If you’re not being heard, she stressed seeking a second opinion.
“We need more awareness. We need to listen to young patients. I am just one of many young faces of colon cancer, and if sharing my story helps even one person catch their cancer earlier, then sharing this journey has purpose,” said Zappia.
Once considered an older person’s disease, colorectal cancer is now the leading cause of cancer-related death in adults under 50.
According to a January 2026 JAMA study, colorectal cancer has surpassed breast and lung cancer to become the leading cause of cancer-related deaths in U.S. adults under 50.
Physicians at City of Hope, where Zappia received treatment, say they are now treating dozens of patients in their 20s, 30s, and 40s each week, reflecting what’s happening nationwide.
Pashtoon Kasi, MD, MS, Medical Director of GI Medical Oncology at City of Hope Orange County, who treated Gabby, said three out of four people under the age of 50 are diagnosed with advanced disease.
“There are no screening guidelines for somebody below the age of 45. It’s important to reiterate that the age of screening has moved from 50 to 45, [but] we’re frequently seeing individuals in their 20s, 30s, 40s, and because there is no screening test when they’re diagnosed, they’re often advanced or metastatic,” Kasi said.
While genetics can be a factor in a small percentage of early onset colorectal cancer, Kasi said the rise of colorectal cancer in younger people often occurs in people without any risk factors.
Researchers are looking into possible contributing factors, such as antibiotic use, the microbiome, diet, and microplastics, but no single factor explains the rise.
Paying attention to your body and symptoms is the strongest defense right now, said Kasi.
“A lot of our individuals, of course, they are young, so we’ve seen this cancer being diagnosed during or after pregnancy, and often it gets labeled as hemorrhoids or something that is not concerning, but in hindsight, probably should have warranted attention earlier,” he said.
Symptoms like rectal bleeding — which researchers say is a strong indication of early onset colorectal cancer in adults under 50 — changes in bowel habits, unexplained pain, and unintentional weight loss should be taken seriously.
“[The] fact that, at least right now, we don’t have guideline-approved screening tests for these younger individuals, these are symptoms that do warrant more attention,” Kasi said.

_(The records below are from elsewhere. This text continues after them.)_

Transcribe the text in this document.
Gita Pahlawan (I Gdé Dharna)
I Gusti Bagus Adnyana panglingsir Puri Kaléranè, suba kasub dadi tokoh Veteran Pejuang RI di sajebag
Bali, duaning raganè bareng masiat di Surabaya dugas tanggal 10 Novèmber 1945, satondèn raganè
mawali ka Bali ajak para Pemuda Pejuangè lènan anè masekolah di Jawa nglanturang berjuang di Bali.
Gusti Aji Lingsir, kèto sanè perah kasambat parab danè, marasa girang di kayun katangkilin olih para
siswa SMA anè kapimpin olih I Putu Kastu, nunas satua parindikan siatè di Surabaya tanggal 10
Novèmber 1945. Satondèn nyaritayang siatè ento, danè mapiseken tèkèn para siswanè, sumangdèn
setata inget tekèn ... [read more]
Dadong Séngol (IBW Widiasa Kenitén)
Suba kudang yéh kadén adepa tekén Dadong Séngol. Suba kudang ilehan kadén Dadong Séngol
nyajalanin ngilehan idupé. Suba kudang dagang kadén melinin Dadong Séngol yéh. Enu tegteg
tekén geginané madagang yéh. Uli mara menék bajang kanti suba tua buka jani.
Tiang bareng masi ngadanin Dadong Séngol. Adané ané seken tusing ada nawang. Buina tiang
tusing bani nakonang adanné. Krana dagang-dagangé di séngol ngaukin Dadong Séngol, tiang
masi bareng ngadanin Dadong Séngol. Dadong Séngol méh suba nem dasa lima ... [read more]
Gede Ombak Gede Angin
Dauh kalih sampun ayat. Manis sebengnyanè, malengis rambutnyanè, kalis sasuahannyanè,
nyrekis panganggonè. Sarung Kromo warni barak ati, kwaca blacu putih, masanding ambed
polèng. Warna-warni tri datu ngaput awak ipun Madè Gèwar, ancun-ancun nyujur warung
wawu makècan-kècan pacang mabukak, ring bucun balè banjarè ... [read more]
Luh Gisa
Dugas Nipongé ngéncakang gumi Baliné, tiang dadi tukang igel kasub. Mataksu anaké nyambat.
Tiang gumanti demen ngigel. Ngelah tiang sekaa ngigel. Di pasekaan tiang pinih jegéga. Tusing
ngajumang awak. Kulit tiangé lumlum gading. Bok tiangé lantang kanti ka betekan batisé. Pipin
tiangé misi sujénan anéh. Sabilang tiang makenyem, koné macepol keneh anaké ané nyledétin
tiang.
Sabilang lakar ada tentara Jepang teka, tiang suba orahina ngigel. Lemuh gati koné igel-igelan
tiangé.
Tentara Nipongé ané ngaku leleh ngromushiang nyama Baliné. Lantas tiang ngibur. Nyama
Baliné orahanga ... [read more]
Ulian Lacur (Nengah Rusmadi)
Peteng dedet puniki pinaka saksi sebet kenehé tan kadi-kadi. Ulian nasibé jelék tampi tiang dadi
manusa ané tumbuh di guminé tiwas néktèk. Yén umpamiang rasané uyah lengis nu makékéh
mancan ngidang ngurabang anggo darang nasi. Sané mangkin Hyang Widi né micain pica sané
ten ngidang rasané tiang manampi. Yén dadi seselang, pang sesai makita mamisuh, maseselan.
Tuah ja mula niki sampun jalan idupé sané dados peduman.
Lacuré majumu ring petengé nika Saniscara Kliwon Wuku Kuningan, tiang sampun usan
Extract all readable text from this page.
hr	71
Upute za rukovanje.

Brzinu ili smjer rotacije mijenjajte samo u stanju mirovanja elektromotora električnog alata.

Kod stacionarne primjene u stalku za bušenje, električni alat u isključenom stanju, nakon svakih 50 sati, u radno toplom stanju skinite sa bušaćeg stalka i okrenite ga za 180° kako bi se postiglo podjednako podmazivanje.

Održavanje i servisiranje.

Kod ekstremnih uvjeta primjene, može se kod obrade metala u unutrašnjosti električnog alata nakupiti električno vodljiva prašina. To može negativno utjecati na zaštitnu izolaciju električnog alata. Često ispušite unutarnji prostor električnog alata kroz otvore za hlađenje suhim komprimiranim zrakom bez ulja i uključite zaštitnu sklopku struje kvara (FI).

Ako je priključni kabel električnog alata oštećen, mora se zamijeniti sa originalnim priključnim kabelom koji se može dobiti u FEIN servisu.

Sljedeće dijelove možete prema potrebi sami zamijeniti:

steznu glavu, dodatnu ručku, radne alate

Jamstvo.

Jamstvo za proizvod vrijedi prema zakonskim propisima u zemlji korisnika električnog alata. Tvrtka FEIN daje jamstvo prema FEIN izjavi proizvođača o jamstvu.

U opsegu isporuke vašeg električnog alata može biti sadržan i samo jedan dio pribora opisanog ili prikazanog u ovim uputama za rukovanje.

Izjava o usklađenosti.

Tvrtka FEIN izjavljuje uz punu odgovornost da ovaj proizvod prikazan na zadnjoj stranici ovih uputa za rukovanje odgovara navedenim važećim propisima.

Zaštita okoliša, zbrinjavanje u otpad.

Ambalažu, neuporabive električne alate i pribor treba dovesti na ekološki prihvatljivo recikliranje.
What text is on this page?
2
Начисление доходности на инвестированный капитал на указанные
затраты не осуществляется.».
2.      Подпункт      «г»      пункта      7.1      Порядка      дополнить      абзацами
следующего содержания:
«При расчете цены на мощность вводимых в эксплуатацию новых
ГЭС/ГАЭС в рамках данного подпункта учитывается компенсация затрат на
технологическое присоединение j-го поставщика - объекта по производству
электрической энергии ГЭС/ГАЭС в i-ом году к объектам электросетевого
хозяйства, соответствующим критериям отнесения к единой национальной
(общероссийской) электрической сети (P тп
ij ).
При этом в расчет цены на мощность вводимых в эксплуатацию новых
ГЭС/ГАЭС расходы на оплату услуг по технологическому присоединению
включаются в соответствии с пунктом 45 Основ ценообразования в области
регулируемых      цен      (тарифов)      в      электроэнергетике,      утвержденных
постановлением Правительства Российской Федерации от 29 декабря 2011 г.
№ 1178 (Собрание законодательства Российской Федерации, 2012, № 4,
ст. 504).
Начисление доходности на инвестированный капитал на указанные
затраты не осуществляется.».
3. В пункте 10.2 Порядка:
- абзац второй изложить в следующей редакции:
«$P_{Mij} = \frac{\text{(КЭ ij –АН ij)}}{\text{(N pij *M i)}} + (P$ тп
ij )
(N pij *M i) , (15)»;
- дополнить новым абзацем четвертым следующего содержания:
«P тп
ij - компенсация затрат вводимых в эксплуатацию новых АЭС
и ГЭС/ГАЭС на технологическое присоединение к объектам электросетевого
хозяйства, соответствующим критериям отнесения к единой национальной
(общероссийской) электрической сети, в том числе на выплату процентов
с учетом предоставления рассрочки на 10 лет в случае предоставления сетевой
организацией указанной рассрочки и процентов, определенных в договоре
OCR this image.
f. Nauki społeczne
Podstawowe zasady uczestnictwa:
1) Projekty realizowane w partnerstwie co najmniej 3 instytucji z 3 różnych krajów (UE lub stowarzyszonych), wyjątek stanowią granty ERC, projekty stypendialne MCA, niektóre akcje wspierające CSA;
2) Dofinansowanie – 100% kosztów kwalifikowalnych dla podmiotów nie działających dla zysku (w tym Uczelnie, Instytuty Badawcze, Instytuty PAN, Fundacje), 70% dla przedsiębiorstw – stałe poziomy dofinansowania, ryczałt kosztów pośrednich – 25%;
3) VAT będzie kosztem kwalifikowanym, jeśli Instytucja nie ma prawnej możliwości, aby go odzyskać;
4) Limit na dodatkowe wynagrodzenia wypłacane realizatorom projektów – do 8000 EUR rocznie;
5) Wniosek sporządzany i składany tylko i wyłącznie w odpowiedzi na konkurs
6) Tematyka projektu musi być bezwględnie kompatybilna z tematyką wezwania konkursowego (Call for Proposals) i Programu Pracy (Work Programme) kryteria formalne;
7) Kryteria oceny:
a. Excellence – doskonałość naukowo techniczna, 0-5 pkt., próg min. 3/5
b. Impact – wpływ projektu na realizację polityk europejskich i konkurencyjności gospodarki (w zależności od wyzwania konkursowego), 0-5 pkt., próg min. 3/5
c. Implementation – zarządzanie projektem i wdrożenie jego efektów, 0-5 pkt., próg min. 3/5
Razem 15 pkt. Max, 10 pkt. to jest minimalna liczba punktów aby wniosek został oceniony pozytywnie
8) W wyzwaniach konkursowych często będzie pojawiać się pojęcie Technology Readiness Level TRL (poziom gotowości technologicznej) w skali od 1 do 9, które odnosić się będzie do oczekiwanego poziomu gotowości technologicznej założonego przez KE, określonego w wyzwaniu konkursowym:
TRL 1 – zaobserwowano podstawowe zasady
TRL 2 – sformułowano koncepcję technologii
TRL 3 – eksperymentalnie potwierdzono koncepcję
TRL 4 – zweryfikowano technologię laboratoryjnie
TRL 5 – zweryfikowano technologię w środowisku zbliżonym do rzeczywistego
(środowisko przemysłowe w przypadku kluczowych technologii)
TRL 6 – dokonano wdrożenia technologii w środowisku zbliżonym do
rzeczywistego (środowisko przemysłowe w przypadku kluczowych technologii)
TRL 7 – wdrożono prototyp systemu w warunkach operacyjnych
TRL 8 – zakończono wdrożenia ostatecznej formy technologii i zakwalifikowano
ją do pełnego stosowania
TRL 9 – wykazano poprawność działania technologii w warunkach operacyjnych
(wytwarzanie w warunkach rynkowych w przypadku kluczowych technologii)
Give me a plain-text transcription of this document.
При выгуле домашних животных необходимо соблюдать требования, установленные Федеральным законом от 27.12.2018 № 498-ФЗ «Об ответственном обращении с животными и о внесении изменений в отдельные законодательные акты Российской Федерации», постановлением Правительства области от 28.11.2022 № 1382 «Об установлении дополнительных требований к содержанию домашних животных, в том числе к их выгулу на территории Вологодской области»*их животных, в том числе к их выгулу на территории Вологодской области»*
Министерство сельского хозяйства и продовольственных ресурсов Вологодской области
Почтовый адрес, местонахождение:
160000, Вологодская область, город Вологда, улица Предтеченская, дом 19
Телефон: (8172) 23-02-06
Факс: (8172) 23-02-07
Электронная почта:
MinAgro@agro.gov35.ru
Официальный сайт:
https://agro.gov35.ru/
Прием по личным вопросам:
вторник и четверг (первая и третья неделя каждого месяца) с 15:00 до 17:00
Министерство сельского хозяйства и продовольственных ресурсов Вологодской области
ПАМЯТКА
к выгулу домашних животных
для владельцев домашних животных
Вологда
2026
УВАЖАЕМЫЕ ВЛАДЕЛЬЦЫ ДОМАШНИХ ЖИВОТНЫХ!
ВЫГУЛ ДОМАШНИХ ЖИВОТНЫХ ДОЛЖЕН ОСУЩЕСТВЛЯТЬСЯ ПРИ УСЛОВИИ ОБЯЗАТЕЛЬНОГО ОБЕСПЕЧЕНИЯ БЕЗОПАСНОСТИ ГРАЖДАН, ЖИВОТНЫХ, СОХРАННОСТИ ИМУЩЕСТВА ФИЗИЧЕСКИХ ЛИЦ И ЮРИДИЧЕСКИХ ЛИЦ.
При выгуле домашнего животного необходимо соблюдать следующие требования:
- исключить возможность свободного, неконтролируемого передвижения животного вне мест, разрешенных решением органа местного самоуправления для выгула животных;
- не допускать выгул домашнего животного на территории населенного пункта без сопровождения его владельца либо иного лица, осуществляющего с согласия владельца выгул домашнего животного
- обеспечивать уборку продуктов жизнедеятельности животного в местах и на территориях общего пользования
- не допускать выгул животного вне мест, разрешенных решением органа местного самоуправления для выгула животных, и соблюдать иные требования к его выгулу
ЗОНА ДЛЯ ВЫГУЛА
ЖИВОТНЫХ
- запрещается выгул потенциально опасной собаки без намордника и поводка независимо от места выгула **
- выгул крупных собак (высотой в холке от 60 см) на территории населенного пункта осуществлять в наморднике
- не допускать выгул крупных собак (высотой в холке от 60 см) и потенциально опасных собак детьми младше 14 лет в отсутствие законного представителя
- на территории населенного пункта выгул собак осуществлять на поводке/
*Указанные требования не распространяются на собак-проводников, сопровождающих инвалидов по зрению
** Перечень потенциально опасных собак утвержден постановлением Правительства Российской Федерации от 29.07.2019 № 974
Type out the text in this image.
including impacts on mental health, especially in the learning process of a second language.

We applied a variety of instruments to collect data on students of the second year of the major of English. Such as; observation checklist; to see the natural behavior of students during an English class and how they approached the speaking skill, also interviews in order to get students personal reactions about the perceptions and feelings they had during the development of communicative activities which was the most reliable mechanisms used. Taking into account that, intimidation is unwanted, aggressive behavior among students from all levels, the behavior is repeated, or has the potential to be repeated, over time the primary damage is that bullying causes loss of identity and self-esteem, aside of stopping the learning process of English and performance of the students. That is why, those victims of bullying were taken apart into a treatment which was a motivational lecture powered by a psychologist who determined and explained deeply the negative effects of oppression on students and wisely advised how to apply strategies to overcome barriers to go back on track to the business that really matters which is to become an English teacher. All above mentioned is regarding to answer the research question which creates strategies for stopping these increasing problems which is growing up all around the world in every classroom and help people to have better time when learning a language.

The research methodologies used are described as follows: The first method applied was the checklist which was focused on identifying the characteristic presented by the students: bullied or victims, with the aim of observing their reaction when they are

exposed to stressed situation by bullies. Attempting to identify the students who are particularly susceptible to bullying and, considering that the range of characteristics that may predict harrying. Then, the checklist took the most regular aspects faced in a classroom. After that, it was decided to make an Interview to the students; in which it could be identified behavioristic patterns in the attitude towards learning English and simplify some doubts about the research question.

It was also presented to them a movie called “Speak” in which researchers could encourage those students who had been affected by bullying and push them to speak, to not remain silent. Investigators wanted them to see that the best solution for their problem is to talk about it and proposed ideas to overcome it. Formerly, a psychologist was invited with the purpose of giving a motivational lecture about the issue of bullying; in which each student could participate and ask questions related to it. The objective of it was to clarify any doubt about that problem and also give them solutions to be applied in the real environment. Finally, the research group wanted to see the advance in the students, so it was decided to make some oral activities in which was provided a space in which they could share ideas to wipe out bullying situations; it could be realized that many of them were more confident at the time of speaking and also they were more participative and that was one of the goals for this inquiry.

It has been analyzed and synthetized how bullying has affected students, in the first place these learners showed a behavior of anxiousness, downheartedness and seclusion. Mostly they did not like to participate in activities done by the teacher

According to City of Hope doctors, researchers are working on ways to improve treatments, including an emphasis on improving immunotherapy response, targeted therapies, and conducting clinical trials for rectal cancer that combine chemotherapy, immunotherapy, and radiosensitizers.
Exploration of cellular and CAR-T therapies in highly refractory cases is also underway.
Ajay Goel, PhD, professor and Chair of the Department of Molecular Diagnostics and Experimental Therapeutics at City of Hope, is working on blood-based tests to detect colorectal cancer in younger patients.
“Over the past decade or so, [we] have developed now a blood-based test, which can find evidence of early onset colon cancers, with fairly high accuracy. So, somewhere in 90% accurate test for finding patients with young-onset colon cancer. So that was quite exciting,” he said.
While the test is not available publicly yet, Goel said it is promising. He envisions the test being given as part of annual labs drawn by primary care doctors starting with patients as young as 18.
“We are continuing to work on this, and we are hoping that we can, at some point, bring this test to the clinic once we can validate it in larger patient populations,” he said.